La vicenda ebbe inizio alla fine del 1942 con la chiamata alle armi di mio padre. Era un uomo avviato verso la maturità che aveva partecipato al precedente conflitto e che, due anni dopo, fu richiamato per l’inondazione friulana; nonostante le sue simpatie socialiste e che fosse un uomo dal carattere assai strutturato dovette prendere la tessera fascista per quieto vivere. Tutto questo, insieme al rifiuto dell’idea di andare a combattere per la Patria del Duce, lo indussero a disertare, scelta che però lo condusse a un passo dalla morte: forse si nascose e qualcuno fece una spiata, sta di fatto, raccontava il babbo, che fu preso dai fascisti e, brutalmente, lo costrinsero a scavare la fossa davanti a sé per fucilarlo.
Un fascista urlò:
«Ma che state facendo? Fermatevi, quello è un brav’uomo! Via via..» e, non troppo diversamente da quanto accadde a Fëdor Dostoevskij, si parva licet componere magnis, mio padre ebbe salva la vita.

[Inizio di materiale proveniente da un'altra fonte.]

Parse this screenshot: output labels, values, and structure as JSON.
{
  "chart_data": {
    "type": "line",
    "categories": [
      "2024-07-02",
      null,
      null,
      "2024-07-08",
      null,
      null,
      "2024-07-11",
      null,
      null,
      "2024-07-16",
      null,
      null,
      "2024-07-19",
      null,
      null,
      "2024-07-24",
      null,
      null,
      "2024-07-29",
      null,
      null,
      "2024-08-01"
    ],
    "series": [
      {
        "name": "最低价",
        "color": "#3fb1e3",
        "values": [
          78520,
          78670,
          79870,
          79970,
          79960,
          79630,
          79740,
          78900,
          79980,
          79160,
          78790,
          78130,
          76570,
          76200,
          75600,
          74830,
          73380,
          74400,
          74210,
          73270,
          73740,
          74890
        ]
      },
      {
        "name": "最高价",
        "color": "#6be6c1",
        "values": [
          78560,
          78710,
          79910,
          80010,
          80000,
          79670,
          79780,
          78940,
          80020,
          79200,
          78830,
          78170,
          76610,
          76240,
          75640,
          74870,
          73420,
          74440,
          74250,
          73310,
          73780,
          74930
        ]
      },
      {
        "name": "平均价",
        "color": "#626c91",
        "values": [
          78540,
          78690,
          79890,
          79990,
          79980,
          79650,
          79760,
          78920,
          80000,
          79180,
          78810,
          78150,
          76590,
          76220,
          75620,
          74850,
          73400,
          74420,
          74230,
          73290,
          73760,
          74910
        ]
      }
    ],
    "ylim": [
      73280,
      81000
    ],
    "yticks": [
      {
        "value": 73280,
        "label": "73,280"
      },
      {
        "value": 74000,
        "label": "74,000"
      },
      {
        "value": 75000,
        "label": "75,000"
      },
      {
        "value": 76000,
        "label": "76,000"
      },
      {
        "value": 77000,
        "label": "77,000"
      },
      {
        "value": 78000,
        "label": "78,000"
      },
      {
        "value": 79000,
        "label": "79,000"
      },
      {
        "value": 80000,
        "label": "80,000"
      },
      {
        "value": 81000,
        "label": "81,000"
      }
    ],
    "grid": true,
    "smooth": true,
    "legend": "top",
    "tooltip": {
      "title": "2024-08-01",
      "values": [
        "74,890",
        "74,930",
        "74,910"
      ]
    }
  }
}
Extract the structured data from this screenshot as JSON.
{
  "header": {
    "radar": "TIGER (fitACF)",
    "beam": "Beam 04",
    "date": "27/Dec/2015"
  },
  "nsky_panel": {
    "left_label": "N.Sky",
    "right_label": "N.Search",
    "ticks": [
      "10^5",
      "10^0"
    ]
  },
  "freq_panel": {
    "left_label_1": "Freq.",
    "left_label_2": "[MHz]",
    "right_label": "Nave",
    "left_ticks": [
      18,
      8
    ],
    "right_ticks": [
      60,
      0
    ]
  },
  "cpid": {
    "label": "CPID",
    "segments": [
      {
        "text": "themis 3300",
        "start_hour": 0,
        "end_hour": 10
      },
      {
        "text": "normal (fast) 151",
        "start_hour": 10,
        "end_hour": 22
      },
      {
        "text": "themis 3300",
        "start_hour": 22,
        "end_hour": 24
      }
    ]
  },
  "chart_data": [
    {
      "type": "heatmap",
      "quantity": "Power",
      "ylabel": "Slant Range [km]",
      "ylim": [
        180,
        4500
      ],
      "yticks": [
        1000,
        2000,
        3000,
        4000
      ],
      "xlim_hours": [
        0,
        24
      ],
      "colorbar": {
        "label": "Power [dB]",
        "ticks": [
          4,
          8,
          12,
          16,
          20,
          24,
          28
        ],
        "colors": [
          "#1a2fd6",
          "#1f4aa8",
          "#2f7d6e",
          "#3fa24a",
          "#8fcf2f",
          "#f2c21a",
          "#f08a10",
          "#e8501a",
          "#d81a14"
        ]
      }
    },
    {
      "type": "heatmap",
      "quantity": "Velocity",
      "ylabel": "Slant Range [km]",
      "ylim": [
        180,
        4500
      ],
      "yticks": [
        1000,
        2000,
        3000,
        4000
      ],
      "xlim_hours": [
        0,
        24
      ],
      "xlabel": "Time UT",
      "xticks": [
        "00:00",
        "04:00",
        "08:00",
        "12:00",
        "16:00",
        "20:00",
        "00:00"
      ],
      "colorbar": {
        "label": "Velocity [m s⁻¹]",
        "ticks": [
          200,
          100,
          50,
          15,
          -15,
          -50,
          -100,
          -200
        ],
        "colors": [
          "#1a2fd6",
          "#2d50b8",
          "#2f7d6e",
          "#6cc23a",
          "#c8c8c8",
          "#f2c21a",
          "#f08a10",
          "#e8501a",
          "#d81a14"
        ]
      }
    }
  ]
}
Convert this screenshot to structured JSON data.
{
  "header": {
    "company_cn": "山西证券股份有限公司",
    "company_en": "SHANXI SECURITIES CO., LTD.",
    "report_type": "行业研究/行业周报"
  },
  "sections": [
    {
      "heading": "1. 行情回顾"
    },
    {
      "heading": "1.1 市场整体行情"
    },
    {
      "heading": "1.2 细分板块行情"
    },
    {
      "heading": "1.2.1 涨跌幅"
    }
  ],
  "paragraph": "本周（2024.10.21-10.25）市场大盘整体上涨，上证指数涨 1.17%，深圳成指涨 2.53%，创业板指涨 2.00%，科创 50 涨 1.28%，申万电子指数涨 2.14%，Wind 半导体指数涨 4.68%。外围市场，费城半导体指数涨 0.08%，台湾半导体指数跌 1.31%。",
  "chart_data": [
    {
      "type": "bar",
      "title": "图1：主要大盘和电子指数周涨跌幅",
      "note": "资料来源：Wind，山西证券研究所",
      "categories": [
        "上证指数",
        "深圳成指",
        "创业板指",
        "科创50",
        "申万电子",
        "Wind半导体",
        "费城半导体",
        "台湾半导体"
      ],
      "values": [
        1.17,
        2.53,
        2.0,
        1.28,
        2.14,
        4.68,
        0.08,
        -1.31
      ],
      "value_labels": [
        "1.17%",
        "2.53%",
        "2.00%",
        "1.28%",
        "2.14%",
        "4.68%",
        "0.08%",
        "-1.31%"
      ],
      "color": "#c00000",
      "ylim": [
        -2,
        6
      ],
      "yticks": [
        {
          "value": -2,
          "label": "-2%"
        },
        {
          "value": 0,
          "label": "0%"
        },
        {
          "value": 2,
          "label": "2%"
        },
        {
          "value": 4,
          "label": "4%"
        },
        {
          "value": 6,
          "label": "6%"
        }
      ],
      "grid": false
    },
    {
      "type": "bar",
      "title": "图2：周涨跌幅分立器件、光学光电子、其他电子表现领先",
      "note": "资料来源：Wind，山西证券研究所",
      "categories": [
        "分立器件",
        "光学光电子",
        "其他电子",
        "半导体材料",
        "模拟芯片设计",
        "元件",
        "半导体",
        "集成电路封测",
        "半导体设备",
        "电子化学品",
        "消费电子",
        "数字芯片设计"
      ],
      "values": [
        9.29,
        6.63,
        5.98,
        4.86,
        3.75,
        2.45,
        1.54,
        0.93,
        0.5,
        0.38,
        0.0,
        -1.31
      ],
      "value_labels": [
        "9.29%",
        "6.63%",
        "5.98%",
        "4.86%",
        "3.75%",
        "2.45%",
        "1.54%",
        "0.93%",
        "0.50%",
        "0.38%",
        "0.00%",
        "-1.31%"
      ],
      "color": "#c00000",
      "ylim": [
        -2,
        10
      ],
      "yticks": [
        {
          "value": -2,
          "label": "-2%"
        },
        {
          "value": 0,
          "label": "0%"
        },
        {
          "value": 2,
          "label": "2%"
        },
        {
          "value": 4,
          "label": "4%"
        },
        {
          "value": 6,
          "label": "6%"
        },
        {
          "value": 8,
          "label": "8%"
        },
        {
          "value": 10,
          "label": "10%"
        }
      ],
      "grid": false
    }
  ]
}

Mi piace pensare che a salvarlo sia stata una persona che abbia ricevuto da lui del bene.
E probabilmente dopo questa barbara esperienza finì nel carcere di San Giovanni in Monte rimanendovi fino al 1945, cosa che comportò il diniego dell’esercizio del diritto di voto com’era espresso nell’annotazione sulla carta d’identità trovata dalla mamma. Ad altri disertori o renitenti non andò così bene.
L’inizio degli anni cinquanta fu segnato da un peggioramento della salute di Alda e nel 1952 il tempo a lei concesso si troncò con un infarto.
Trascorso un anno, Riccardo conobbe a Vergato la mia mamma Bruna, la maggiore testimone dell’incredibile Opera esoterica del Mago.